Cambridge A-Level Computer Science 9618 – 1.1 Data Representation
1.1 Data Representation – Character Data
Learning Objective
Show understanding of, and be able to represent, character data in its internal binary form, depending on the character set used.
Why Character Representation Matters
Computers store all information as binary digits (bits). To manipulate text, a mapping between characters and binary patterns is required. This mapping is defined by a character set (or code set) and a encoding scheme.
Key Terminology
Character set – The collection of symbols that can be represented (e.g., letters, digits, punctuation).
Code point – The numerical value assigned to a character in a character set.
Encoding – The method used to translate code points into binary patterns for storage or transmission.
ASCII – A 7‑bit character set originally designed for English.
Unicode – A universal character set that can represent over a million different symbols.
UTF‑8, UTF‑16, UTF‑32 – Common Unicode encodings with different byte‑length strategies.
1. ASCII – The Foundation
ASCII (American Standard Code for Information Interchange) defines 128 characters (0–127). Each character is represented by a 7‑bit binary number; in practice it is stored in an 8‑bit byte with the most‑significant bit set to 0.
Decimal
Hex
Binary (7‑bit)
Character
32
20
010 0000
Space
48
30
011 0000
0
65
41
100 0001
A
97
61
110 0001
a
126
7E
111 1110
~
Example: The word Hi! in ASCII
H → 72₁₀ = 01001000₂
i → 105₁₀ = 01101001₂
! → 33₁₀ = 00100001₂
Stored as the byte sequence 01001000 01101001 00100001.
2. Extended ASCII (8‑bit)
Many systems needed more than 128 symbols (e.g., accented letters, graphical symbols). Various 8‑bit extensions added characters in the range 128–255. These extensions are not universal; they differ by region (e.g., ISO‑8859‑1 for Western Europe, Windows‑1252).

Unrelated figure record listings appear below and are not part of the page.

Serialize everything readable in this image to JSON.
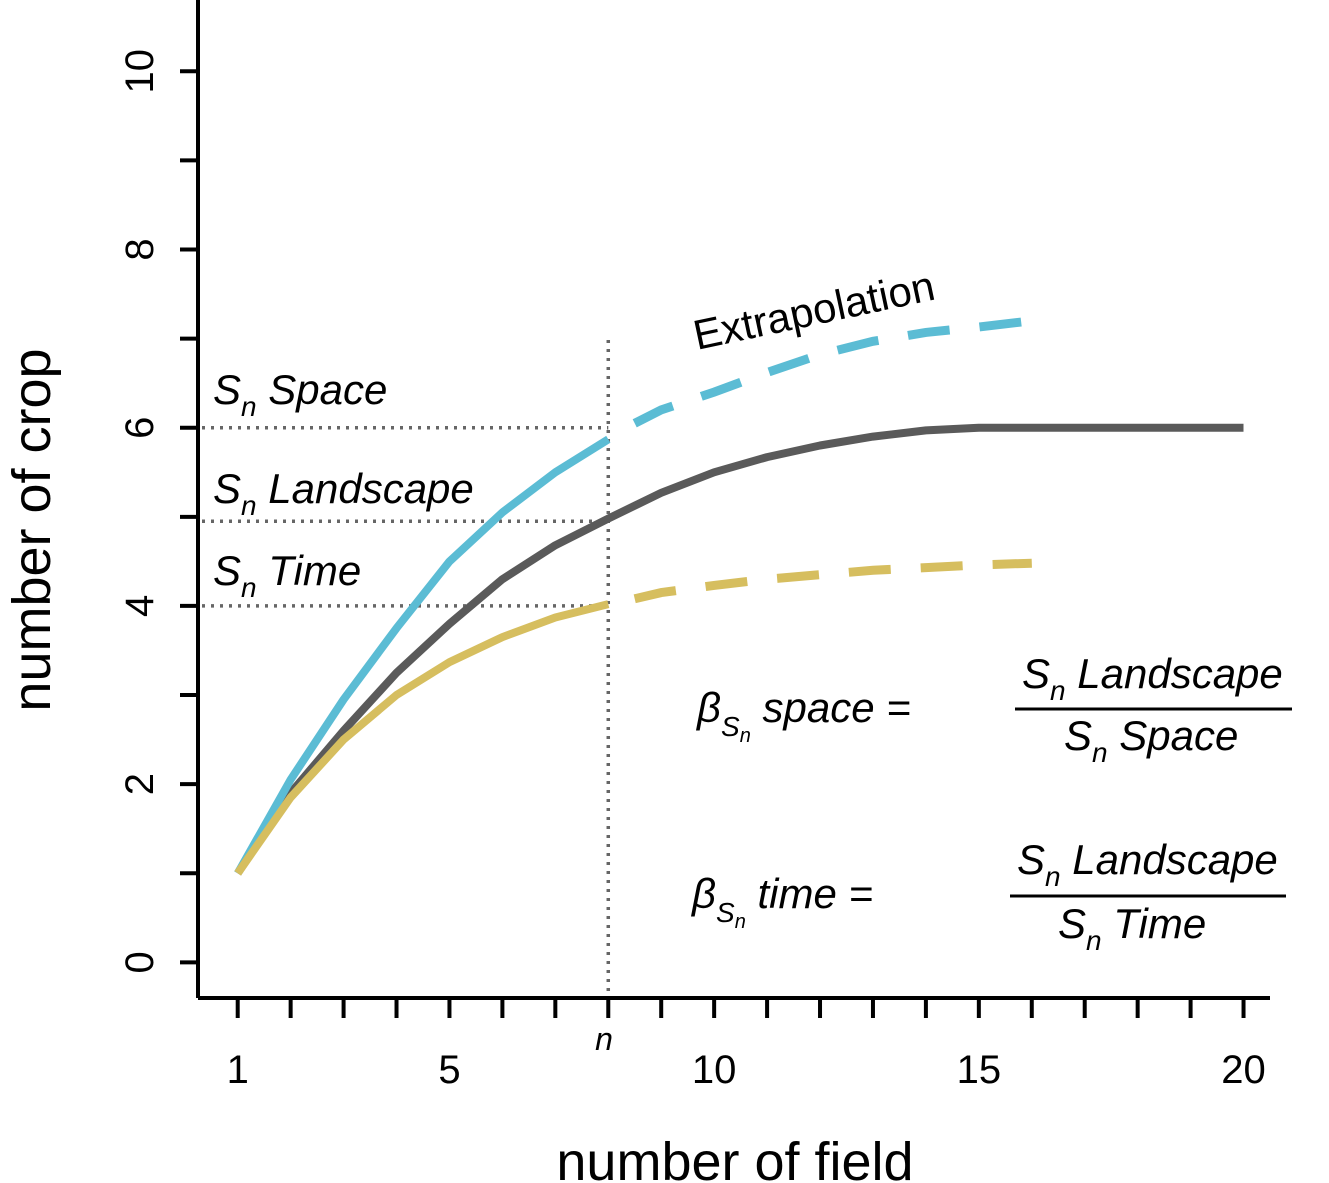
{
  "chart_data": {
    "type": "line",
    "xlabel": "number of field",
    "ylabel": "number of  crop",
    "xlim": [
      0.25,
      20.5
    ],
    "ylim": [
      -0.4,
      10.8
    ],
    "x_ticks": [
      1,
      5,
      10,
      15,
      20
    ],
    "x_minor_ticks": [
      1,
      2,
      3,
      4,
      5,
      6,
      7,
      8,
      9,
      10,
      11,
      12,
      13,
      14,
      15,
      16,
      17,
      18,
      19,
      20
    ],
    "y_ticks": [
      0,
      2,
      4,
      6,
      8,
      10
    ],
    "y_minor_ticks": [
      0,
      1,
      2,
      3,
      4,
      5,
      6,
      7,
      8,
      9,
      10
    ],
    "n_marker": {
      "x": 8,
      "label": "n"
    },
    "grid": false,
    "series": [
      {
        "key": "space",
        "color": "#5bbcd4",
        "observed": {
          "x": [
            1,
            2,
            3,
            4,
            5,
            6,
            7,
            8
          ],
          "y": [
            1.0,
            2.05,
            2.95,
            3.75,
            4.5,
            5.05,
            5.5,
            5.87
          ]
        },
        "extrapolated": {
          "x": [
            8.5,
            9,
            10,
            11,
            12,
            13,
            14,
            15,
            16
          ],
          "y": [
            6.05,
            6.2,
            6.4,
            6.62,
            6.82,
            6.97,
            7.07,
            7.13,
            7.2
          ]
        }
      },
      {
        "key": "landscape",
        "color": "#5a5a5a",
        "observed": {
          "x": [
            1,
            2,
            3,
            4,
            5,
            6,
            7,
            8,
            9,
            10,
            11,
            12,
            13,
            14,
            15,
            16,
            17,
            18,
            19,
            20
          ],
          "y": [
            1.0,
            1.9,
            2.6,
            3.25,
            3.8,
            4.3,
            4.68,
            4.98,
            5.27,
            5.5,
            5.67,
            5.8,
            5.9,
            5.97,
            6.0,
            6.0,
            6.0,
            6.0,
            6.0,
            6.0
          ]
        }
      },
      {
        "key": "time",
        "color": "#d6be5f",
        "observed": {
          "x": [
            1,
            2,
            3,
            4,
            5,
            6,
            7,
            8
          ],
          "y": [
            1.0,
            1.85,
            2.5,
            3.0,
            3.37,
            3.65,
            3.87,
            4.02
          ]
        },
        "extrapolated": {
          "x": [
            8.5,
            9,
            10,
            11,
            12,
            13,
            14,
            15,
            16
          ],
          "y": [
            4.08,
            4.15,
            4.23,
            4.3,
            4.35,
            4.4,
            4.43,
            4.46,
            4.48
          ]
        }
      }
    ],
    "reference_lines": [
      {
        "key": "space",
        "y": 6.0
      },
      {
        "key": "landscape",
        "y": 4.95
      },
      {
        "key": "time",
        "y": 4.0
      }
    ],
    "annotations": {
      "sn_space": {
        "S": "S",
        "sub": "n",
        "text": " Space"
      },
      "sn_landscape": {
        "S": "S",
        "sub": "n",
        "text": " Landscape"
      },
      "sn_time": {
        "S": "S",
        "sub": "n",
        "text": " Time"
      },
      "extrapolation": "Extrapolation",
      "formula_space": {
        "beta": "β",
        "sub_S": "S",
        "sub_n": "n",
        "lhs_text": " space =",
        "num_S": "S",
        "num_sub": "n",
        "num_text": " Landscape",
        "den_S": "S",
        "den_sub": "n",
        "den_text": " Space"
      },
      "formula_time": {
        "beta": "β",
        "sub_S": "S",
        "sub_n": "n",
        "lhs_text": " time =",
        "num_S": "S",
        "num_sub": "n",
        "num_text": " Landscape",
        "den_S": "S",
        "den_sub": "n",
        "den_text": " Time"
      }
    }
  }
}
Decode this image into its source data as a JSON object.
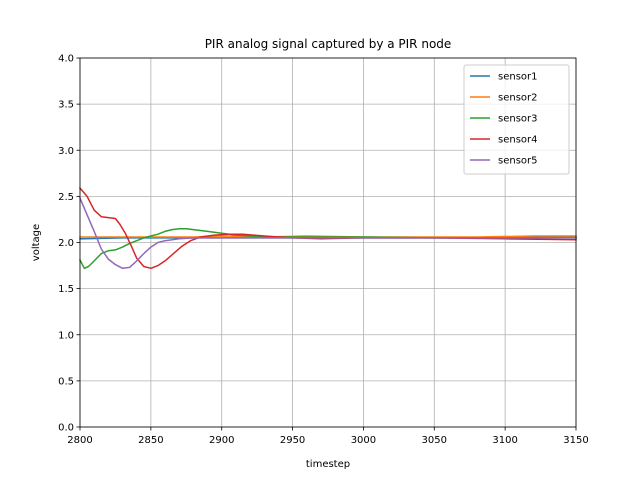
{
  "chart_data": {
    "type": "line",
    "title": "PIR analog signal captured by a PIR node",
    "xlabel": "timestep",
    "ylabel": "voltage",
    "xlim": [
      2800,
      3150
    ],
    "ylim": [
      0.0,
      4.0
    ],
    "xticks": [
      "2800",
      "2850",
      "2900",
      "2950",
      "3000",
      "3050",
      "3100",
      "3150"
    ],
    "yticks": [
      "0.0",
      "0.5",
      "1.0",
      "1.5",
      "2.0",
      "2.5",
      "3.0",
      "3.5",
      "4.0"
    ],
    "grid": true,
    "legend_position": "upper right",
    "series": [
      {
        "name": "sensor1",
        "color": "#1f77b4",
        "points": [
          [
            2800,
            2.04
          ],
          [
            2830,
            2.05
          ],
          [
            2850,
            2.05
          ],
          [
            2880,
            2.05
          ],
          [
            2900,
            2.05
          ],
          [
            2930,
            2.05
          ],
          [
            2960,
            2.05
          ],
          [
            3000,
            2.05
          ],
          [
            3040,
            2.05
          ],
          [
            3080,
            2.05
          ],
          [
            3120,
            2.06
          ],
          [
            3150,
            2.06
          ]
        ]
      },
      {
        "name": "sensor2",
        "color": "#ff7f0e",
        "points": [
          [
            2800,
            2.06
          ],
          [
            2830,
            2.06
          ],
          [
            2850,
            2.06
          ],
          [
            2880,
            2.06
          ],
          [
            2900,
            2.07
          ],
          [
            2930,
            2.06
          ],
          [
            2960,
            2.07
          ],
          [
            3000,
            2.06
          ],
          [
            3040,
            2.06
          ],
          [
            3080,
            2.06
          ],
          [
            3120,
            2.07
          ],
          [
            3150,
            2.07
          ]
        ]
      },
      {
        "name": "sensor3",
        "color": "#2ca02c",
        "points": [
          [
            2800,
            1.81
          ],
          [
            2803,
            1.72
          ],
          [
            2806,
            1.74
          ],
          [
            2810,
            1.8
          ],
          [
            2815,
            1.88
          ],
          [
            2820,
            1.91
          ],
          [
            2825,
            1.92
          ],
          [
            2830,
            1.95
          ],
          [
            2835,
            1.99
          ],
          [
            2840,
            2.02
          ],
          [
            2845,
            2.05
          ],
          [
            2850,
            2.07
          ],
          [
            2855,
            2.09
          ],
          [
            2860,
            2.12
          ],
          [
            2865,
            2.14
          ],
          [
            2870,
            2.15
          ],
          [
            2875,
            2.15
          ],
          [
            2880,
            2.14
          ],
          [
            2890,
            2.12
          ],
          [
            2900,
            2.1
          ],
          [
            2910,
            2.08
          ],
          [
            2920,
            2.07
          ],
          [
            2935,
            2.06
          ],
          [
            2950,
            2.06
          ],
          [
            3000,
            2.06
          ],
          [
            3050,
            2.05
          ],
          [
            3100,
            2.05
          ],
          [
            3150,
            2.05
          ]
        ]
      },
      {
        "name": "sensor4",
        "color": "#d62728",
        "points": [
          [
            2800,
            2.59
          ],
          [
            2805,
            2.5
          ],
          [
            2810,
            2.35
          ],
          [
            2815,
            2.28
          ],
          [
            2820,
            2.27
          ],
          [
            2825,
            2.26
          ],
          [
            2828,
            2.2
          ],
          [
            2832,
            2.1
          ],
          [
            2836,
            1.97
          ],
          [
            2840,
            1.83
          ],
          [
            2845,
            1.74
          ],
          [
            2850,
            1.72
          ],
          [
            2855,
            1.75
          ],
          [
            2860,
            1.8
          ],
          [
            2866,
            1.88
          ],
          [
            2872,
            1.96
          ],
          [
            2878,
            2.02
          ],
          [
            2885,
            2.06
          ],
          [
            2895,
            2.08
          ],
          [
            2905,
            2.09
          ],
          [
            2915,
            2.09
          ],
          [
            2930,
            2.07
          ],
          [
            2950,
            2.05
          ],
          [
            2970,
            2.04
          ],
          [
            3000,
            2.05
          ],
          [
            3050,
            2.05
          ],
          [
            3100,
            2.04
          ],
          [
            3150,
            2.03
          ]
        ]
      },
      {
        "name": "sensor5",
        "color": "#9467bd",
        "points": [
          [
            2800,
            2.48
          ],
          [
            2805,
            2.3
          ],
          [
            2810,
            2.12
          ],
          [
            2815,
            1.93
          ],
          [
            2820,
            1.82
          ],
          [
            2825,
            1.76
          ],
          [
            2830,
            1.72
          ],
          [
            2835,
            1.73
          ],
          [
            2840,
            1.8
          ],
          [
            2845,
            1.88
          ],
          [
            2850,
            1.95
          ],
          [
            2855,
            2.0
          ],
          [
            2860,
            2.02
          ],
          [
            2870,
            2.04
          ],
          [
            2880,
            2.05
          ],
          [
            2900,
            2.05
          ],
          [
            2930,
            2.05
          ],
          [
            2950,
            2.05
          ],
          [
            3000,
            2.05
          ],
          [
            3050,
            2.05
          ],
          [
            3100,
            2.05
          ],
          [
            3150,
            2.05
          ]
        ]
      }
    ]
  }
}
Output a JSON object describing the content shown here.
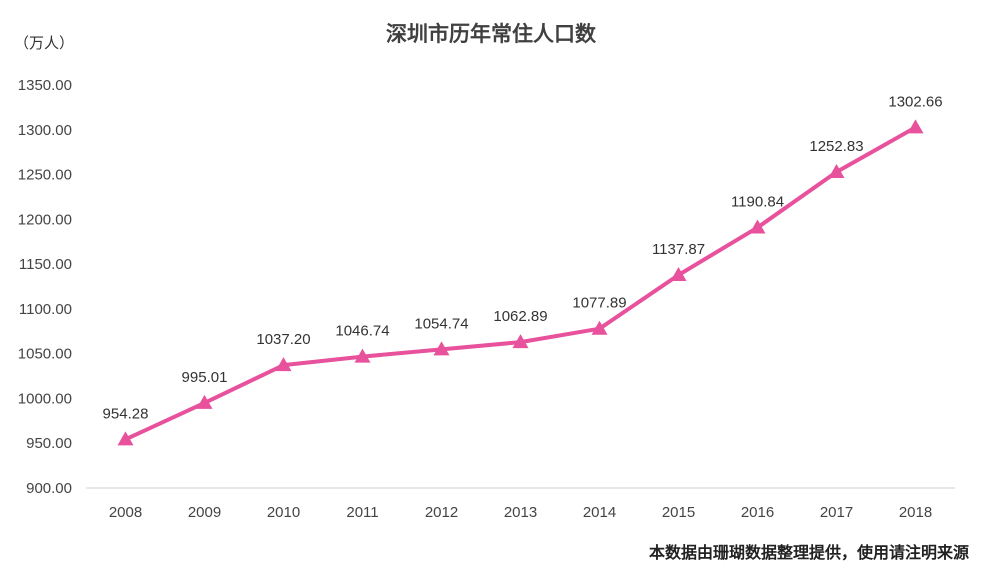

3. Unicode – A Global Standard
Unicode assigns a unique code point to every character in virtually all writing systems, emojis, and technical symbols. Code points are written as U+XXXX where XXXX is a hexadecimal number.
Character
Unicode name
Code point
UTF‑8 (hex)
UTF‑16 (hex)
A
LATIN CAPITAL LETTER A
U+0041
41
0041
Ω
GREEK CAPITAL LETTER OMEGA
U+03A9
CE A9
03A9
??
DE \cdot ANAGARI LETTER A
U+0905
E0 A4 85
0905
😀
GRINNING FACE
U+1F600
F0 9F 98 80
D83D DE00
4. Unicode Encoding Schemes
UTF‑8 – Variable‑length (1 to 4 bytes). Compatible with ASCII for code points 0–127.
UTF‑16 – Uses 2 bytes for most common characters; supplementary characters (U+10000 and above) use 4 bytes (surrogate pairs).
UTF‑32 – Fixed 4‑byte representation for every code point (simple but space‑inefficient).
5. Converting a Character to Binary – Step‑by‑Step
Example: Encode the character é (Latin small letter e with acute) using UTF‑8.
Find the Unicode code point: U+00E9 (hex) = 233₁₀.
Since 233 is greater than 127, UTF‑8 uses a 2‑byte pattern: 110xxxxx 10xxxxxx.
Write 233 in binary (8 bits): 11101001.
Split the bits to fit the pattern:
First 5 bits → 11101 → placed in xxxxx.
Remaining 3 bits → 001 → placed in xxxxxx (padded with leading zeros to 6 bits → 000001).